Teheran (KABARIN) - Kepala Komite Keamanan Nasional dan Kebijakan Luar Negeri Parlemen Iran Ebrahim Azizi pada Senin (27/4) menyampaikan bahwa staf umum angkatan bersenjata Iran akan menjadi otoritas utama yang menangani kebijakan di Selat Hormuz dalam rancangan regulasi baru yang sedang dibahas di parlemen.
Azizi menjelaskan hal tersebut dalam wawancara dengan stasiun televisi pemerintah IRIB TV, ketika memaparkan isi rancangan akhir berjudul “Rencana Aksi Strategis untuk Menjamin Keamanan dan Kemajuan di Selat Hormuz dan Teluk” yang akan diajukan untuk voting legislatif.

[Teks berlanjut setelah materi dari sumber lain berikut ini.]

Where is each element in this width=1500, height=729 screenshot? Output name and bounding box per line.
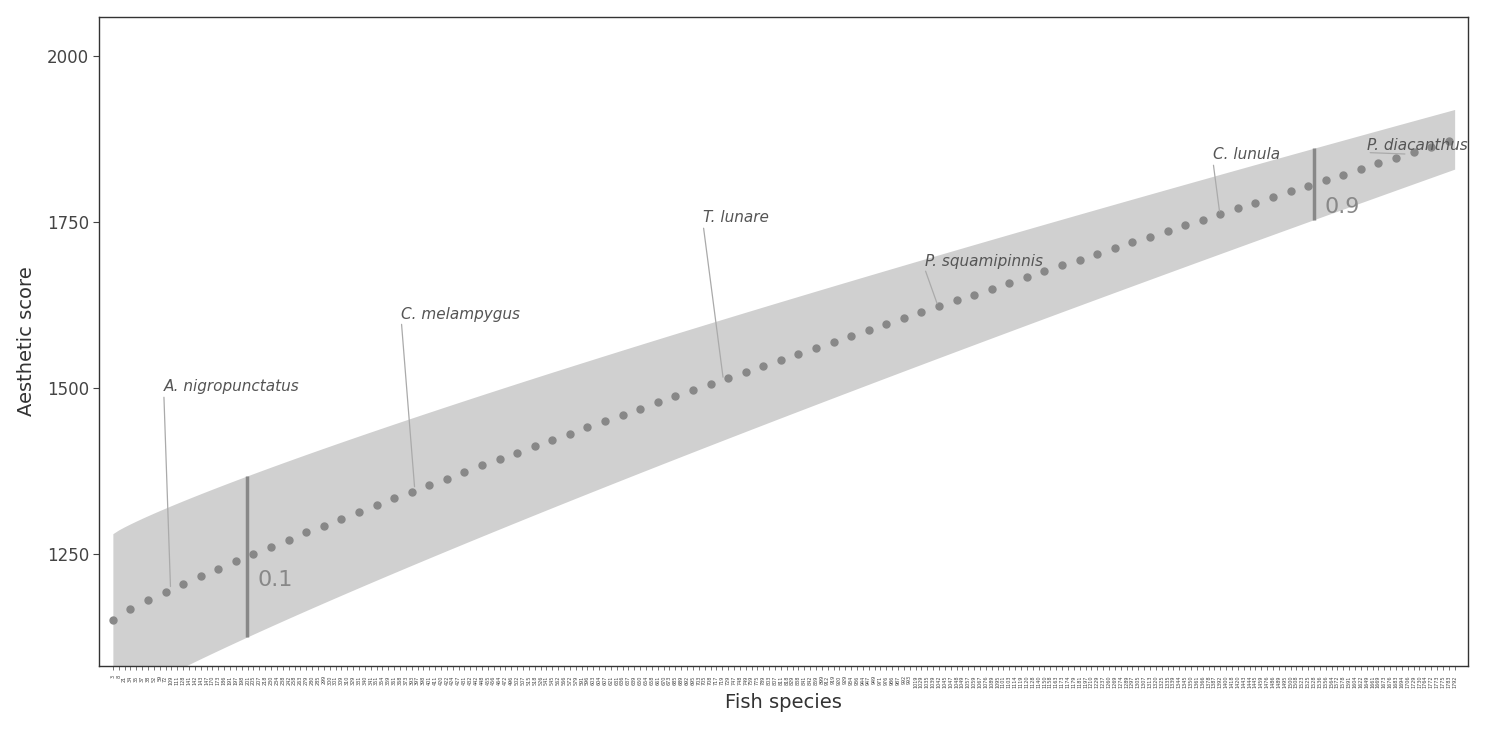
Y-axis label: Aesthetic score: Aesthetic score [16, 267, 36, 416]
Text: P. diacanthus: P. diacanthus [1368, 138, 1468, 152]
Text: C. melampygus: C. melampygus [402, 307, 520, 321]
Text: A. nigropunctatus: A. nigropunctatus [164, 380, 300, 394]
Text: P. squamipinnis: P. squamipinnis [924, 254, 1042, 268]
Text: C. lunula: C. lunula [1214, 147, 1280, 163]
X-axis label: Fish species: Fish species [726, 693, 842, 712]
Text: 0.1: 0.1 [258, 569, 292, 590]
Text: 0.9: 0.9 [1324, 197, 1360, 217]
Text: T. lunare: T. lunare [704, 211, 770, 225]
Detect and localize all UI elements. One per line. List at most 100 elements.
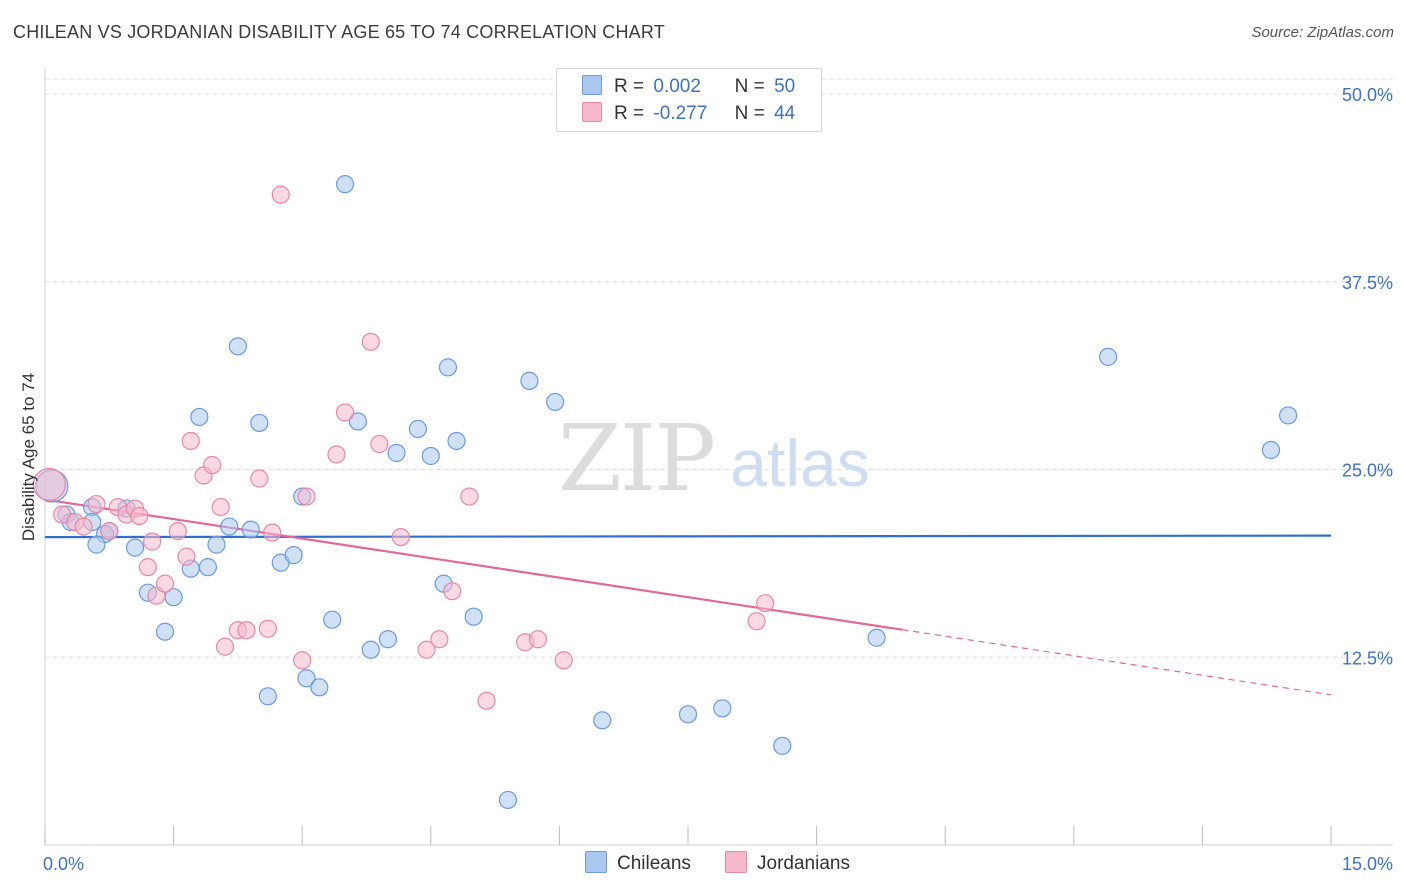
y-tick-label: 50.0% xyxy=(1342,85,1393,105)
chilean-point xyxy=(867,628,886,647)
jordanian-point xyxy=(271,185,290,204)
jordanian-point xyxy=(460,487,479,506)
jordanian-point xyxy=(335,403,355,422)
legend-row-chileans: R = 0.002 N = 50 xyxy=(582,75,795,99)
jordanian-point xyxy=(74,517,93,536)
jordanian-point xyxy=(130,506,149,526)
jordanians-trend-line-extrapolated xyxy=(902,629,1332,696)
bottom-legend-swatch-pink xyxy=(725,851,747,873)
jordanian-point xyxy=(138,558,157,577)
chilean-point xyxy=(773,736,792,755)
jordanian-point xyxy=(211,497,230,517)
chilean-point xyxy=(198,558,217,577)
bottom-legend-jordanians: Jordanians xyxy=(725,851,850,875)
chilean-point xyxy=(190,407,209,427)
jordanian-point xyxy=(215,637,235,656)
chilean-point xyxy=(1279,406,1298,425)
jordanian-point xyxy=(293,651,312,670)
jordanians-points xyxy=(32,185,775,710)
chilean-point xyxy=(378,630,398,649)
chilean-point xyxy=(297,669,316,688)
legend-row-jordanians: R = -0.277 N = 44 xyxy=(582,102,795,126)
chilean-point xyxy=(498,790,518,810)
chilean-point xyxy=(228,337,247,356)
legend-n-label: N = xyxy=(734,76,765,97)
legend-swatch-blue xyxy=(582,75,602,95)
legend-r-value-chileans: 0.002 xyxy=(653,76,701,97)
y-tick-label: 25.0% xyxy=(1342,461,1393,481)
chilean-point xyxy=(464,607,483,626)
chilean-point xyxy=(438,358,458,377)
chilean-point xyxy=(421,446,440,466)
watermark-zip: ZIP xyxy=(558,405,714,512)
chilean-point xyxy=(125,538,145,557)
jordanian-point xyxy=(203,455,222,475)
legend-n-label: N = xyxy=(734,103,765,124)
chilean-point xyxy=(335,175,355,194)
jordanian-point xyxy=(32,467,66,502)
y-tick-label: 12.5% xyxy=(1342,648,1393,668)
bottom-legend-label-jordanians: Jordanians xyxy=(757,853,850,874)
legend-r-label: R = xyxy=(614,103,645,124)
chileans-trend-line xyxy=(44,534,1332,539)
chilean-point xyxy=(241,520,260,539)
jordanian-point xyxy=(430,630,449,649)
chilean-point xyxy=(447,431,466,451)
legend-n-value-chileans: 50 xyxy=(774,76,796,97)
jordanian-point xyxy=(143,532,162,551)
jordanian-point xyxy=(756,594,775,613)
jordanian-point xyxy=(237,621,256,640)
source-credit: Source: ZipAtlas.com xyxy=(1251,24,1394,41)
legend-n-value-jordanians: 44 xyxy=(774,103,796,124)
jordanian-point xyxy=(250,469,269,488)
chilean-point xyxy=(284,546,303,565)
bottom-legend-swatch-blue xyxy=(585,851,607,873)
y-axis-label: Disability Age 65 to 74 xyxy=(19,373,38,541)
x-tick-label-max: 15.0% xyxy=(1342,854,1393,874)
chilean-point xyxy=(220,517,239,536)
jordanian-point xyxy=(528,630,548,649)
bottom-legend-label-chileans: Chileans xyxy=(617,853,691,874)
jordanian-point xyxy=(297,487,316,506)
x-tick-label-min: 0.0% xyxy=(43,854,84,874)
chilean-point xyxy=(323,610,342,629)
chilean-point xyxy=(155,622,175,641)
chilean-point xyxy=(546,392,565,412)
jordanian-point xyxy=(258,619,278,638)
watermark-atlas: atlas xyxy=(730,426,869,500)
jordanian-point xyxy=(263,523,282,542)
bottom-legend-chileans: Chileans xyxy=(585,851,691,875)
chilean-point xyxy=(678,705,698,724)
chilean-point xyxy=(348,412,368,431)
jordanian-point xyxy=(417,640,436,659)
axes xyxy=(44,68,1393,846)
chilean-point xyxy=(207,535,226,554)
chilean-point xyxy=(250,413,269,433)
jordanian-point xyxy=(554,651,573,670)
chilean-point xyxy=(408,419,428,439)
y-tick-label: 37.5% xyxy=(1342,273,1393,293)
jordanian-point xyxy=(370,434,389,454)
chilean-point xyxy=(593,711,612,730)
jordanian-point xyxy=(747,612,766,631)
legend-r-label: R = xyxy=(614,76,645,97)
chilean-point xyxy=(1261,440,1281,460)
chilean-point xyxy=(258,687,278,706)
chilean-point xyxy=(713,699,732,718)
chilean-point xyxy=(1098,347,1118,366)
chilean-point xyxy=(520,371,539,390)
jordanian-point xyxy=(477,691,496,710)
gridlines xyxy=(45,78,1393,658)
chilean-point xyxy=(361,640,380,659)
chilean-point xyxy=(87,535,106,554)
tick-labels: 12.5% 25.0% 37.5% 50.0% 0.0% 15.0% xyxy=(43,85,1393,874)
watermark: ZIP atlas xyxy=(558,405,870,512)
jordanian-point xyxy=(155,574,175,593)
jordanian-point xyxy=(168,521,187,541)
legend-swatch-pink xyxy=(582,102,602,122)
jordanian-point xyxy=(87,494,106,514)
chilean-point xyxy=(387,443,406,463)
jordanian-point xyxy=(443,582,462,601)
chilean-point xyxy=(310,678,329,697)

Menurutnya, rancangan tersebut terdiri dari sekitar 11 pasal yang bertujuan memperketat pengawasan lalu lintas kapal di kawasan strategis itu, termasuk larangan bagi kapal yang berafiliasi dengan Israel untuk melintas.
“Berdasarkan rencana tersebut, diperkirakan bahwa hasil keuangan yang diperoleh dari Selat Hormuz akan berupa mata uang Iran, yaitu rial,” kata Azizi.
Ia juga menyebut negara atau pihak yang dianggap merugikan Iran dalam beberapa tahun terakhir dapat diminta membayar kompensasi, termasuk yang membekukan aset Iran atau melakukan tindakan yang dianggap bermusuhan.
Azizi menegaskan angkatan bersenjata Iran telah mengelola pengawasan di Selat Hormuz sesuai instruksi dari struktur kekuasaan tertinggi di negara tersebut.
Sementara itu, anggota komite parlemen Alaeddin Boroujerdi mengatakan rancangan tersebut akan segera disahkan setelah parlemen kembali bersidang, dan kemudian diteruskan ke pemerintah untuk diberlakukan.
Boroujerdi juga menyebut Bank Sentral Iran telah membuka beberapa rekening khusus dalam berbagai mata uang untuk menampung pendapatan dari aktivitas di Selat Hormuz yang dikelola oleh Korps Garda Revolusi Islam Islamic Revolutionary Guard Corps.
Langkah ini disebut sebagai bagian dari upaya Iran memperkuat kontrol atas Selat Hormuz di tengah meningkatnya ketegangan geopolitik di kawasan tersebut.